The examples in the Motivation seem sufficient.

Prototype Implementation

See https://github.com/nwc10/perl5/commits/smoke-me/nicholas/pp_iter

Future Scope

Permit `undef` in the list of scalars

for my ($a, undef, $c) (1 .. 9) { ... }

It’s a reasonable generalisation of list assignment, where you can assign to undef to mean “ignore this value”. It’s also safe syntax to implement for foreach (either as part of this proposal, or at a later date), and likely will be useful in some specific cases. But not having it doesn’t hinder the utility of the basic proposal.

The easiest implementation of n-at-a-time foreach is if there are exactly n scalars, all declared in the for loop itself, because this way they occupy adjacent Pad slots.
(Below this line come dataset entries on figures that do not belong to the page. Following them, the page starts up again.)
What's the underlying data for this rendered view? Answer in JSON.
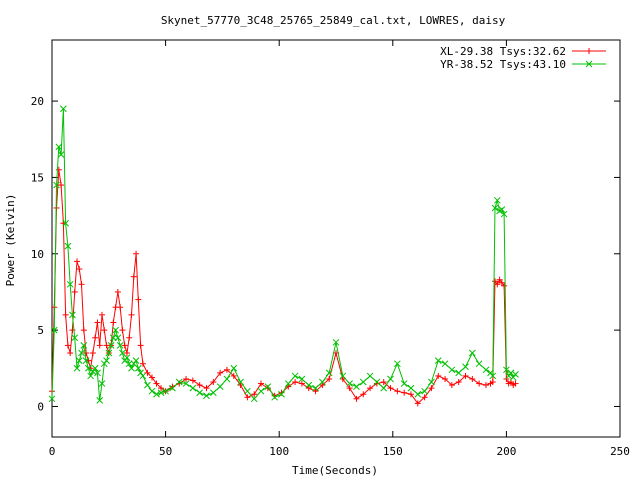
{
  "chart_data": {
    "type": "line",
    "title": "Skynet_57770_3C48_25765_25849_cal.txt, LOWRES, daisy",
    "xlabel": "Time(Seconds)",
    "ylabel": "Power (Kelvin)",
    "xlim": [
      0,
      250
    ],
    "ylim": [
      -2,
      24
    ],
    "xticks": [
      "0",
      "50",
      "100",
      "150",
      "200",
      "250"
    ],
    "yticks": [
      "0",
      "5",
      "10",
      "15",
      "20"
    ],
    "xtick_values": [
      0,
      50,
      100,
      150,
      200,
      250
    ],
    "ytick_values": [
      0,
      5,
      10,
      15,
      20
    ],
    "grid": false,
    "legend_position": "top-right",
    "series": [
      {
        "name": "XL-29.38 Tsys:32.62",
        "color": "#ff0000",
        "marker": "plus",
        "x": [
          0,
          1,
          2,
          3,
          4,
          5,
          6,
          7,
          8,
          9,
          10,
          11,
          12,
          13,
          14,
          15,
          16,
          17,
          18,
          19,
          20,
          21,
          22,
          23,
          24,
          25,
          26,
          27,
          28,
          29,
          30,
          31,
          32,
          33,
          34,
          35,
          36,
          37,
          38,
          39,
          40,
          42,
          44,
          46,
          48,
          50,
          53,
          56,
          59,
          62,
          65,
          68,
          71,
          74,
          77,
          80,
          83,
          86,
          89,
          92,
          95,
          98,
          101,
          104,
          107,
          110,
          113,
          116,
          119,
          122,
          125,
          128,
          131,
          134,
          137,
          140,
          143,
          146,
          149,
          152,
          155,
          158,
          161,
          164,
          167,
          170,
          173,
          176,
          179,
          182,
          185,
          188,
          191,
          193,
          194,
          195,
          196,
          197,
          198,
          199,
          200,
          201,
          202,
          203,
          204
        ],
        "y": [
          1.0,
          6.5,
          13.0,
          15.5,
          14.5,
          12.0,
          6.0,
          4.0,
          3.5,
          5.0,
          7.5,
          9.5,
          9.0,
          8.0,
          5.0,
          3.5,
          3.0,
          2.5,
          3.5,
          4.5,
          5.5,
          4.0,
          6.0,
          5.0,
          4.0,
          3.5,
          4.0,
          5.5,
          6.5,
          7.5,
          6.5,
          5.0,
          4.0,
          3.5,
          4.5,
          6.0,
          8.5,
          10.0,
          7.0,
          4.0,
          2.8,
          2.2,
          1.9,
          1.5,
          1.2,
          1.0,
          1.3,
          1.5,
          1.8,
          1.7,
          1.4,
          1.2,
          1.6,
          2.2,
          2.4,
          2.0,
          1.4,
          0.6,
          0.8,
          1.5,
          1.2,
          0.7,
          0.9,
          1.3,
          1.6,
          1.5,
          1.2,
          1.0,
          1.4,
          1.8,
          3.5,
          1.8,
          1.2,
          0.5,
          0.8,
          1.2,
          1.5,
          1.6,
          1.2,
          1.0,
          0.9,
          0.8,
          0.2,
          0.6,
          1.2,
          2.0,
          1.8,
          1.4,
          1.6,
          2.0,
          1.8,
          1.5,
          1.4,
          1.5,
          1.6,
          8.2,
          8.0,
          8.3,
          8.1,
          7.9,
          1.8,
          1.5,
          1.6,
          1.4,
          1.5
        ]
      },
      {
        "name": "YR-38.52 Tsys:43.10",
        "color": "#00c000",
        "marker": "x",
        "x": [
          0,
          1,
          2,
          3,
          4,
          5,
          6,
          7,
          8,
          9,
          10,
          11,
          12,
          13,
          14,
          15,
          16,
          17,
          18,
          19,
          20,
          21,
          22,
          23,
          24,
          25,
          26,
          27,
          28,
          29,
          30,
          31,
          32,
          33,
          34,
          35,
          36,
          37,
          38,
          39,
          40,
          42,
          44,
          46,
          48,
          50,
          53,
          56,
          59,
          62,
          65,
          68,
          71,
          74,
          77,
          80,
          83,
          86,
          89,
          92,
          95,
          98,
          101,
          104,
          107,
          110,
          113,
          116,
          119,
          122,
          125,
          128,
          131,
          134,
          137,
          140,
          143,
          146,
          149,
          152,
          155,
          158,
          161,
          164,
          167,
          170,
          173,
          176,
          179,
          182,
          185,
          188,
          191,
          193,
          194,
          195,
          196,
          197,
          198,
          199,
          200,
          201,
          202,
          203,
          204
        ],
        "y": [
          0.5,
          5.0,
          14.5,
          17.0,
          16.5,
          19.5,
          12.0,
          10.5,
          8.0,
          6.0,
          4.5,
          2.5,
          3.0,
          3.5,
          4.0,
          3.0,
          2.5,
          2.0,
          2.3,
          2.5,
          2.2,
          0.4,
          1.5,
          2.8,
          3.0,
          3.5,
          4.0,
          4.5,
          5.0,
          4.5,
          4.0,
          3.5,
          3.0,
          3.2,
          2.8,
          2.5,
          2.8,
          3.0,
          2.5,
          2.2,
          2.0,
          1.4,
          1.0,
          0.8,
          0.9,
          1.0,
          1.2,
          1.6,
          1.5,
          1.2,
          0.9,
          0.7,
          0.9,
          1.3,
          1.8,
          2.5,
          1.6,
          1.0,
          0.5,
          1.0,
          1.3,
          0.6,
          0.8,
          1.5,
          2.0,
          1.8,
          1.4,
          1.2,
          1.6,
          2.2,
          4.2,
          2.0,
          1.5,
          1.3,
          1.6,
          2.0,
          1.6,
          1.2,
          1.8,
          2.8,
          1.5,
          1.2,
          0.8,
          1.0,
          1.6,
          3.0,
          2.8,
          2.4,
          2.2,
          2.6,
          3.5,
          2.8,
          2.4,
          2.2,
          2.0,
          13.0,
          13.5,
          12.8,
          12.9,
          12.6,
          2.4,
          2.0,
          2.2,
          1.9,
          2.1
        ]
      }
    ]
  }
}
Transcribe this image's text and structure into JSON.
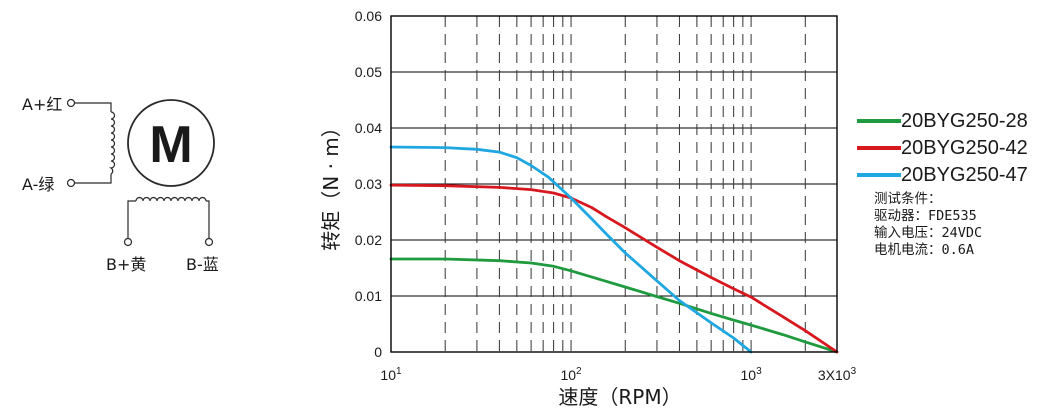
{
  "wiring": {
    "motor_label": "M",
    "terminals": {
      "a_plus": "A+红",
      "a_minus": "A-绿",
      "b_plus": "B+黄",
      "b_minus": "B-蓝"
    }
  },
  "chart_data": {
    "type": "line",
    "xscale": "log",
    "xlim": [
      10,
      3000
    ],
    "ylim": [
      0,
      0.06
    ],
    "xlabel": "速度（RPM）",
    "ylabel": "转矩（N · m）",
    "grid": true,
    "legend": "right",
    "y_ticks": [
      "0",
      "0.01",
      "0.02",
      "0.03",
      "0.04",
      "0.05",
      "0.06"
    ],
    "x_ticks": [
      {
        "value": 10,
        "base": "10",
        "exp": "1"
      },
      {
        "value": 100,
        "base": "10",
        "exp": "2"
      },
      {
        "value": 1000,
        "base": "10",
        "exp": "3"
      },
      {
        "value": 3000,
        "base": "3X10",
        "exp": "3"
      }
    ],
    "series": [
      {
        "name": "20BYG250-28",
        "color": "#1f9a3e",
        "points": [
          [
            10,
            0.0166
          ],
          [
            20,
            0.0166
          ],
          [
            40,
            0.0163
          ],
          [
            60,
            0.0159
          ],
          [
            80,
            0.0153
          ],
          [
            100,
            0.0145
          ],
          [
            150,
            0.0128
          ],
          [
            200,
            0.0116
          ],
          [
            300,
            0.0099
          ],
          [
            400,
            0.0087
          ],
          [
            600,
            0.0069
          ],
          [
            800,
            0.0057
          ],
          [
            1000,
            0.0048
          ],
          [
            1500,
            0.0031
          ],
          [
            2000,
            0.0018
          ],
          [
            3000,
            0.0
          ]
        ]
      },
      {
        "name": "20BYG250-42",
        "color": "#d7191f",
        "points": [
          [
            10,
            0.0298
          ],
          [
            20,
            0.0297
          ],
          [
            40,
            0.0294
          ],
          [
            60,
            0.029
          ],
          [
            80,
            0.0284
          ],
          [
            100,
            0.0275
          ],
          [
            130,
            0.0258
          ],
          [
            160,
            0.024
          ],
          [
            200,
            0.0222
          ],
          [
            300,
            0.0187
          ],
          [
            400,
            0.0163
          ],
          [
            600,
            0.0133
          ],
          [
            800,
            0.0113
          ],
          [
            1000,
            0.0098
          ],
          [
            1500,
            0.0063
          ],
          [
            2000,
            0.0038
          ],
          [
            3000,
            0.0
          ]
        ]
      },
      {
        "name": "20BYG250-47",
        "color": "#1fa7e1",
        "points": [
          [
            10,
            0.0366
          ],
          [
            20,
            0.0365
          ],
          [
            30,
            0.0362
          ],
          [
            40,
            0.0357
          ],
          [
            50,
            0.0347
          ],
          [
            60,
            0.0333
          ],
          [
            75,
            0.0312
          ],
          [
            100,
            0.0275
          ],
          [
            130,
            0.0238
          ],
          [
            160,
            0.0208
          ],
          [
            200,
            0.0177
          ],
          [
            300,
            0.0127
          ],
          [
            400,
            0.0092
          ],
          [
            600,
            0.0052
          ],
          [
            800,
            0.0025
          ],
          [
            1000,
            0.0
          ]
        ]
      }
    ],
    "test_conditions": [
      "测试条件：",
      "驱动器：FDE535",
      "输入电压：24VDC",
      "电机电流：0.6A"
    ]
  }
}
This means that there is only one extra integer to store in the optree, which used both to calculate the n-at-a-time and the addresses of the target variables. adding undef to the mix rules out an obvious simple, clear implementation.

If we discover that there is a good way to add undef without much increased complexity, then we should consider doing this.

Rejected Ideas

Permit @array or %hash in the list of lexicals

for my ($key, $value, %rest) (%hash) { ... }
for my ($first, $second, @rest) (@array) {... }

Syntactically these all “work”, and don’t violate the assumption that all lexicals are in adjacent Pad slots. But it would add complexity to the runtime. Generalising 1 scalar at a time to n at a time is mostly just adding a C for loop around some existing (known working) code.

Implementing these would mean adding code for what is basically a funky way of writing

{ my ($key, $value, %rest) = %hash; ... }
{ my ($first, $second, @rest) = @array; ... }

Permit `our` as well as `my`

Using our instead of my works in the grammar. ie we can parse this:

for our ($foo, $bar, $baz) (@array) {

However, the implementation would be far more complex. Each package variable would need a pair of GV and RV2GV ops to set it up for aliasing in a lexical, meaning that we’d need to create a list to feed into ENTERITER, and have it process that list to set up Pads. This complexity isn’t worth it.

Alternative parsable syntaxes suggested by Father Chrysostomos

When this syntax was suggested in 2017, Father Chrysostomos observed that in addition to the first syntax, the next two are also currently errors and could be parsed:

for my ($key, $value) (%hash) { ... }
for my $key, my $value (%hash) { ... }
for $foo, $bar (%hash) { ... }

He notes that it’s only this illegal syntax that could not be parsed:

for ($foo, $bar) (%hash) { ... } # syntax error

https://www.nntp.perl.org/group/perl.perl5.porters/2017/04/msg243856.html

Strictly we also can’t parse this:

for (my $key, my $value) (%hash) { ... }

meaning that we can’t offer choice of syntax in for analogous to:

(my $foo, my $bar, my $baz) = @ARGV
my ($foo, $bar, $baz) = @ARGV

which parse to the same optree.

However, these two lines are not the same:

my $key, my $value = @pair;
my ($key, $value) = @pair;

hence we should not offer the alternative syntax:

for my $key, my $value (%hash) { ... }

For implementation reasons we only want to handle lexicals. This rules out:

for $foo, $bar (%hash) { ... }

So these alternative possible syntaxes should not be offered.

Should this be behind a feature guard?

As the new syntax was previously an error, and previously in similar situations we have not used a feature guard, we don’t think that we should this time.

Open Issues

Copyright

This document and code and documentation within it may be used, redistributed and/or modified under the same terms as Perl itself.